Black smoke rose from a courtyard. Flames licked at the walls.

I dared to wonder if Éven had steered this ship to save me, overcome with grief and regret.

A stupid hope. I was going to die wherever I landed, but there was a chance that no-one else would get hurt if I hit that building instead of the ground, so I tried to angle myself toward it. I would die a little sooner, but I might hope to die alone.

Something slammed into me and knocked the wind out of my lungs. A hand grabbed my belt, and another wrapped around my chest.

"Don't struggle. Go limp."

Two legs circled my thighs and the arm squeezed me tight enough to hurt. I heard a rushing noise right behind me as if someone was whipping blankets at my head, and two arms crushed me in a bear hug.

With a sudden shuddering jolt our death drop slowed to a glide. My body wanted to keep going; only my unknown saviour's tight grip kept me from tumbling into oblivion. I couldn't tear my eyes away from the ground that was rushing to meet us.

"Relax," shouted the voice in my ear. Nothing about her tone or the situation could possibly compel me to relax. "Stay loose. I can't land us both, so I'm going to have to drop you. Keep your knees bent and try to roll."

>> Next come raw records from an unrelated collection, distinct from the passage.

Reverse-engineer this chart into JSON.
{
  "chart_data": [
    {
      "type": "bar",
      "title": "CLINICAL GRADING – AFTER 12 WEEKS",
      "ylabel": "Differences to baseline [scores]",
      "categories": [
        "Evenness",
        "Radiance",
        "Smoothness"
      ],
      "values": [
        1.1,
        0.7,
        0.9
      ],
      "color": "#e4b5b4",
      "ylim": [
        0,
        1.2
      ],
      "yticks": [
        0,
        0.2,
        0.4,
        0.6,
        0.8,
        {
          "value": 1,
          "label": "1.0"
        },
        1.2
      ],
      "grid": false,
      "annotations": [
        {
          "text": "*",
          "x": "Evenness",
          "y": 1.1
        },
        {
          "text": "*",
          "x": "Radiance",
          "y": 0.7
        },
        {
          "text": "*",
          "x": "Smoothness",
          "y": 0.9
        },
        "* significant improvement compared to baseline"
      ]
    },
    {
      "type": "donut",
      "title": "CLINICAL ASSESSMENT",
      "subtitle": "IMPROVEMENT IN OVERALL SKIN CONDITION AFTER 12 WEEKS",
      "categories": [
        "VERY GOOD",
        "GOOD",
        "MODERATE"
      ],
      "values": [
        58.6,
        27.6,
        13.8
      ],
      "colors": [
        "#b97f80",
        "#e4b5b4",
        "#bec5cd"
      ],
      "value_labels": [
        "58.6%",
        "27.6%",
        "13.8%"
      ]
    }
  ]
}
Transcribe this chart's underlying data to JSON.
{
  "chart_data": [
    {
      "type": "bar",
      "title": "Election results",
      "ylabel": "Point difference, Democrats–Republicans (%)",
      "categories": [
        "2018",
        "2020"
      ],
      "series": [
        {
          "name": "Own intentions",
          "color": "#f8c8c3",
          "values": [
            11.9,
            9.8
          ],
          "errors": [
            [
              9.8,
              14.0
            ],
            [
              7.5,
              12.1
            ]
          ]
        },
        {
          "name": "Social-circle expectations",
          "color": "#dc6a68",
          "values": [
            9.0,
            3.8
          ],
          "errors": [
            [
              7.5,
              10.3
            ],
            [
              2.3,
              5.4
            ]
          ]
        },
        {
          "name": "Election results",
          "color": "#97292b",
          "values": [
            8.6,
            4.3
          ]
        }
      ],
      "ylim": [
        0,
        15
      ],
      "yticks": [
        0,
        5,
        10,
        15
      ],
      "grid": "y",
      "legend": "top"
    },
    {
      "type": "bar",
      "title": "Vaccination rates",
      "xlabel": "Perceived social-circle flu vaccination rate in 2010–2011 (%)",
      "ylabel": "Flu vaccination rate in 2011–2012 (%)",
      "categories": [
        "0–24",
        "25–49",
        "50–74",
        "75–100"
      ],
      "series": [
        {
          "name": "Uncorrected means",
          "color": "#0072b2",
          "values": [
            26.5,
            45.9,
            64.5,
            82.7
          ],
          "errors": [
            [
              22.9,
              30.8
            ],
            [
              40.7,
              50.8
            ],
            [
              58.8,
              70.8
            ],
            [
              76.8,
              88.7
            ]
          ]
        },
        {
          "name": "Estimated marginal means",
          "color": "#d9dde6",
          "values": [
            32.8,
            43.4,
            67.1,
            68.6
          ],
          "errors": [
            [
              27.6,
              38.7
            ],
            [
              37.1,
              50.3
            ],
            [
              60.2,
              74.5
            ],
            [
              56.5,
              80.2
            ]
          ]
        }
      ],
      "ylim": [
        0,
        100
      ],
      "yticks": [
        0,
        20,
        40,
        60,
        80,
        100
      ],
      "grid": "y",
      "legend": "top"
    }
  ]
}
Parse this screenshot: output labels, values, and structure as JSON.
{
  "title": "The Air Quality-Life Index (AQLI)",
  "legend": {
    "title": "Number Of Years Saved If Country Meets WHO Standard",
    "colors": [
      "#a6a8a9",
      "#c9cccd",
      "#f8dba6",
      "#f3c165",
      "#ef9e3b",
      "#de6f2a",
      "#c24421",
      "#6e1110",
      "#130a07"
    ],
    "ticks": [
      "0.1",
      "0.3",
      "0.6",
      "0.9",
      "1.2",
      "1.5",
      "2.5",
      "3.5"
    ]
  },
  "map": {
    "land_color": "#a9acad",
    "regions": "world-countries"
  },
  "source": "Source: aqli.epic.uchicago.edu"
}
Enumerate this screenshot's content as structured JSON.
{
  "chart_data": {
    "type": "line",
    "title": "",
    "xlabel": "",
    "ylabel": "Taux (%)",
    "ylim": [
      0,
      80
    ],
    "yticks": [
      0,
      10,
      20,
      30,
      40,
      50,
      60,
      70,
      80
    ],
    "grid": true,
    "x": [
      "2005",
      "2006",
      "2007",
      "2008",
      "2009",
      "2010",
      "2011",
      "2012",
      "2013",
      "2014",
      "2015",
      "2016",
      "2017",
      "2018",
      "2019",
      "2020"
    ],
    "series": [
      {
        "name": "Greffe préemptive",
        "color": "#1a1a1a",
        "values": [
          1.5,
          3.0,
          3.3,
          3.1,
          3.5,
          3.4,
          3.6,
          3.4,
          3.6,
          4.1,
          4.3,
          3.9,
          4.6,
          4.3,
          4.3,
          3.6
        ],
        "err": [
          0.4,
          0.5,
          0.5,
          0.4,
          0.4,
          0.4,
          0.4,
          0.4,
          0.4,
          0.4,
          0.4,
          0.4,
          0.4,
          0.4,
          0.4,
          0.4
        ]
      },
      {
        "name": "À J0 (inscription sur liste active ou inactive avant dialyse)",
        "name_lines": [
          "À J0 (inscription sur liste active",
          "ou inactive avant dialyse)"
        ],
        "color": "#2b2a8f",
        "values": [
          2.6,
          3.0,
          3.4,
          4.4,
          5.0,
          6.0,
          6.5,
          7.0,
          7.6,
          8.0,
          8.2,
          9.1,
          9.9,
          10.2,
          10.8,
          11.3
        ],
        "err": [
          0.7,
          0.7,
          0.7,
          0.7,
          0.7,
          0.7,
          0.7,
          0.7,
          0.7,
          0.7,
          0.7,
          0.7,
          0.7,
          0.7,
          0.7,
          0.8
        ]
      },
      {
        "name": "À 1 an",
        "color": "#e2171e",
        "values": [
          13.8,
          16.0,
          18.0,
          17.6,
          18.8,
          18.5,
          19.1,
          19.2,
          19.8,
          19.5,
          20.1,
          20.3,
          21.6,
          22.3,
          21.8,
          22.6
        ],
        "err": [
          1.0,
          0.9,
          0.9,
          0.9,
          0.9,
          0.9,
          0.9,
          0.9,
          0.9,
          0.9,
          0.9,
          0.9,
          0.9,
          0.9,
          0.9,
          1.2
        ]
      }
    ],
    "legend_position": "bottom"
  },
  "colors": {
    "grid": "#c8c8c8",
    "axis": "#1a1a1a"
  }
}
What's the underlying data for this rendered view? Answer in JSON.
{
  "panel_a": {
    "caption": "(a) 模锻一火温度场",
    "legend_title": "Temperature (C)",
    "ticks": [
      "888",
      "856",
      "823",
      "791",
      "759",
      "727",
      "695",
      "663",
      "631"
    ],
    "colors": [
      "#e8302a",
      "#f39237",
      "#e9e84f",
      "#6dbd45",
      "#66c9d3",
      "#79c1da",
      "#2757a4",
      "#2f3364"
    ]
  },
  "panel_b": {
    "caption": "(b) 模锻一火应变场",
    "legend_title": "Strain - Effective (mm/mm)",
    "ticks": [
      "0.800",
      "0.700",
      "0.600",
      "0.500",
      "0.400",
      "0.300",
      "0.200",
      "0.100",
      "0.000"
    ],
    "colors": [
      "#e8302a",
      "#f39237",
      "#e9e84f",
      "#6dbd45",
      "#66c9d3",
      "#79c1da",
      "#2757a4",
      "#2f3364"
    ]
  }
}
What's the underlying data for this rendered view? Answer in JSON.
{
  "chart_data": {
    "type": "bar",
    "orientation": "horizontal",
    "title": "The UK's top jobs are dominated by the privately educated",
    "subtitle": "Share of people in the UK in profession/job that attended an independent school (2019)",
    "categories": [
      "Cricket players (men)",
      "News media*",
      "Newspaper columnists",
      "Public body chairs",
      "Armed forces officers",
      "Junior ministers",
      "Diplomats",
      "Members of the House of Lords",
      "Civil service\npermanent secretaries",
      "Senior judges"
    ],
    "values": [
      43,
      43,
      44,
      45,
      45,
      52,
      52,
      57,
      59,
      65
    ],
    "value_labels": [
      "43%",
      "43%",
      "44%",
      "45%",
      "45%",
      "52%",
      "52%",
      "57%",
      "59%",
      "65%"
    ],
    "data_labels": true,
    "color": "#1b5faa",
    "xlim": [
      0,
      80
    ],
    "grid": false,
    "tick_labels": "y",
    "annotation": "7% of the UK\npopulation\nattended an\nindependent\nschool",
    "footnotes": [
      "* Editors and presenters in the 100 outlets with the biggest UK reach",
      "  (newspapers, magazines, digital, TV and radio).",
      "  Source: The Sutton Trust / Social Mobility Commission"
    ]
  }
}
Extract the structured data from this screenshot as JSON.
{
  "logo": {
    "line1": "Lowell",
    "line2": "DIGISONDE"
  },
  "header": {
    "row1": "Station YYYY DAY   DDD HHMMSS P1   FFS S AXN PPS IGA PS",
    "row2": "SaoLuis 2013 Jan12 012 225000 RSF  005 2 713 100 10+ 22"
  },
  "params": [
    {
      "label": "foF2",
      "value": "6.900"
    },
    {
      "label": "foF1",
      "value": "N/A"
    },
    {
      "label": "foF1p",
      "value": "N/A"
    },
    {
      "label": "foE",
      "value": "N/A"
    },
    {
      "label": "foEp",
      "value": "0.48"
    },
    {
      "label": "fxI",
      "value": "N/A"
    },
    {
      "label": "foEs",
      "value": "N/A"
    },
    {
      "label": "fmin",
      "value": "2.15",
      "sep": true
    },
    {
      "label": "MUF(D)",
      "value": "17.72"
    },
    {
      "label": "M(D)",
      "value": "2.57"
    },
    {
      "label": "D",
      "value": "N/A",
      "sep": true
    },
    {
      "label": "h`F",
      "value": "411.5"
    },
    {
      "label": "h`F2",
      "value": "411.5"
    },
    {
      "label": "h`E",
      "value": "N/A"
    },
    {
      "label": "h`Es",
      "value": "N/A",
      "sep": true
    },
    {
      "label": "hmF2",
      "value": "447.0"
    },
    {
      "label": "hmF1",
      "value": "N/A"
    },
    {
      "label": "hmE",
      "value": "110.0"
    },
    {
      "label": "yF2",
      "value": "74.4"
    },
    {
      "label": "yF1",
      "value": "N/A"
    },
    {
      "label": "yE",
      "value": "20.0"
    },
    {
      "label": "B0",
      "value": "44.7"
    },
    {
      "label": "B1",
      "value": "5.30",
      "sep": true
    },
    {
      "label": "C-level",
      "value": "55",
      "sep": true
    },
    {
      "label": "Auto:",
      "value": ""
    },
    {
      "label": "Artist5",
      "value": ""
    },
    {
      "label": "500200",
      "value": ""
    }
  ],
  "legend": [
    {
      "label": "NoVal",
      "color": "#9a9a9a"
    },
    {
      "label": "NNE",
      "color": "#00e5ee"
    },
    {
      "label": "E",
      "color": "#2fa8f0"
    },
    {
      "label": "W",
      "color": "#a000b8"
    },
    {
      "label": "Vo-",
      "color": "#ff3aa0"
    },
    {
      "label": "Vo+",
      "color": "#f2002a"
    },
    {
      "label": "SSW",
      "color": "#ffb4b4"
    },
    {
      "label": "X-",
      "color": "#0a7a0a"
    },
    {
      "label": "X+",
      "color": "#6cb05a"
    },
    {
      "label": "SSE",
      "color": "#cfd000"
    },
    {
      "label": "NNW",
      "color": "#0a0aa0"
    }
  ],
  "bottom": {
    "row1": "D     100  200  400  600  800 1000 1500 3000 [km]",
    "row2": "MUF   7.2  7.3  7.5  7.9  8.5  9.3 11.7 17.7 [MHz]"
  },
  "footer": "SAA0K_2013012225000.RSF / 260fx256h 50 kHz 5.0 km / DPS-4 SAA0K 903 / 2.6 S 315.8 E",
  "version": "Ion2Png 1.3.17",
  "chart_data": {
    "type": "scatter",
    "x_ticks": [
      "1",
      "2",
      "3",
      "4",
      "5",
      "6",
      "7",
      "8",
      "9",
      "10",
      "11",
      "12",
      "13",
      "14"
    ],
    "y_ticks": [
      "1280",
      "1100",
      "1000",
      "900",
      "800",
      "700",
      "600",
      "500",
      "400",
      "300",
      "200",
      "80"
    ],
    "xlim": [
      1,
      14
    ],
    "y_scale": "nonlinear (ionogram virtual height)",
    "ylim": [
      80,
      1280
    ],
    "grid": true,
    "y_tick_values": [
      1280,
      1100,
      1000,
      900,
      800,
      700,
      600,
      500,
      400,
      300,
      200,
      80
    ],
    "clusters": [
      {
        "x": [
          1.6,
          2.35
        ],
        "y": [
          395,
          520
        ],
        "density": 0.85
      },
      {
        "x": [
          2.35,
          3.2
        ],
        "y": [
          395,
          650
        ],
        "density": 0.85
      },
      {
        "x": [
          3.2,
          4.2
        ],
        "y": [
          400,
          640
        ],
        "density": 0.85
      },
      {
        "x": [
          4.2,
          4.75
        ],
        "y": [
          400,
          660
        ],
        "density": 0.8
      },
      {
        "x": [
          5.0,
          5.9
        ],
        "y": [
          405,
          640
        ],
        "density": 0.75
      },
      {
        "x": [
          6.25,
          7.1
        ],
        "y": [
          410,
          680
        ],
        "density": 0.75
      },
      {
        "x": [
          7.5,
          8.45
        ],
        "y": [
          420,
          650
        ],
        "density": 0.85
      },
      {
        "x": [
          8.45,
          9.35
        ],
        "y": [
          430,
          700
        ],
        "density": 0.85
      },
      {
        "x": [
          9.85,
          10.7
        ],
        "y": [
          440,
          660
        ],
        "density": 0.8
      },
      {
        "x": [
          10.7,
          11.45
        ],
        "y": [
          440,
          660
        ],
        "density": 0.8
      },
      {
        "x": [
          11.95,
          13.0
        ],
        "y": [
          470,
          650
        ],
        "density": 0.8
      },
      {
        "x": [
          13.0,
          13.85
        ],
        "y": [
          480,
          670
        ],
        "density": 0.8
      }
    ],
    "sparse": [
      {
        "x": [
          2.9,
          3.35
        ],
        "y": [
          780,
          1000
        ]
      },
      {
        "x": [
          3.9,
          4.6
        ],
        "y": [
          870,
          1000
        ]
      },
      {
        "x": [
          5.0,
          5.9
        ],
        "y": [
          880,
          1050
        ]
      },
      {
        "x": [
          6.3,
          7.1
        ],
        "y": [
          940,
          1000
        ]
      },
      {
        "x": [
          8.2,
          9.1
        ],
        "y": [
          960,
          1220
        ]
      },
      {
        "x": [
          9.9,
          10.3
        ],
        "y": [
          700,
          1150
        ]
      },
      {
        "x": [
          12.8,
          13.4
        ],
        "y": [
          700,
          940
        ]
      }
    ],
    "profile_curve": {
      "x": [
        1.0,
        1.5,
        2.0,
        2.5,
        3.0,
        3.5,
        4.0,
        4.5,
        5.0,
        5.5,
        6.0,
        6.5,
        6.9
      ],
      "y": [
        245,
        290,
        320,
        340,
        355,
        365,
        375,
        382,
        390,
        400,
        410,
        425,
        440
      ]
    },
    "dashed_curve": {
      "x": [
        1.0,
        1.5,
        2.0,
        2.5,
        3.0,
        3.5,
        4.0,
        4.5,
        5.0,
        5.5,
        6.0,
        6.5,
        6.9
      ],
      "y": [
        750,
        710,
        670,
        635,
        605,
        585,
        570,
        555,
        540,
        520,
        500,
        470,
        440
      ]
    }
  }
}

"Don't drop me," I said. "I'll die!"

"Trust me, Frazer. I know what I'm doing."

Abigail.

And then she dropped me.

I hit the ground hard enough that the impact rang my body like a bell. I didn't so much roll as skid across cold hard flagstones. When I came to a stop, I lay sprawled on my back and gasped for breath. I felt scuffed and bruised all over, but I was grateful to have landed.

"No time to nap, Frazer."

Abigail gave me her hand.

"I thought you fell off the helicopter?" I said. "How did you get behind me?"

Abigail took off her goggles and unclipped her harness. Her parachute deflated behind her. She drew her taser and checked the gauge.

"I didn't fall. I jumped," said Abigail. "I grabbed onto Éven's ship. I thought I might climb up and jam a few thousand volts in him, but when I saw you fall I decided to share my parachute."

"I didn't fall either," I said. "I was pushed. Thrown."

"Ouch. That's a rough break up," said Abigail.

We were in a car park in the courtyard of a Gothic building, with narrow medieval windows and blackened beige bricks. Thick green foliage sprouted from cracks in the walls. After a moment of focus I could see they weren't really there.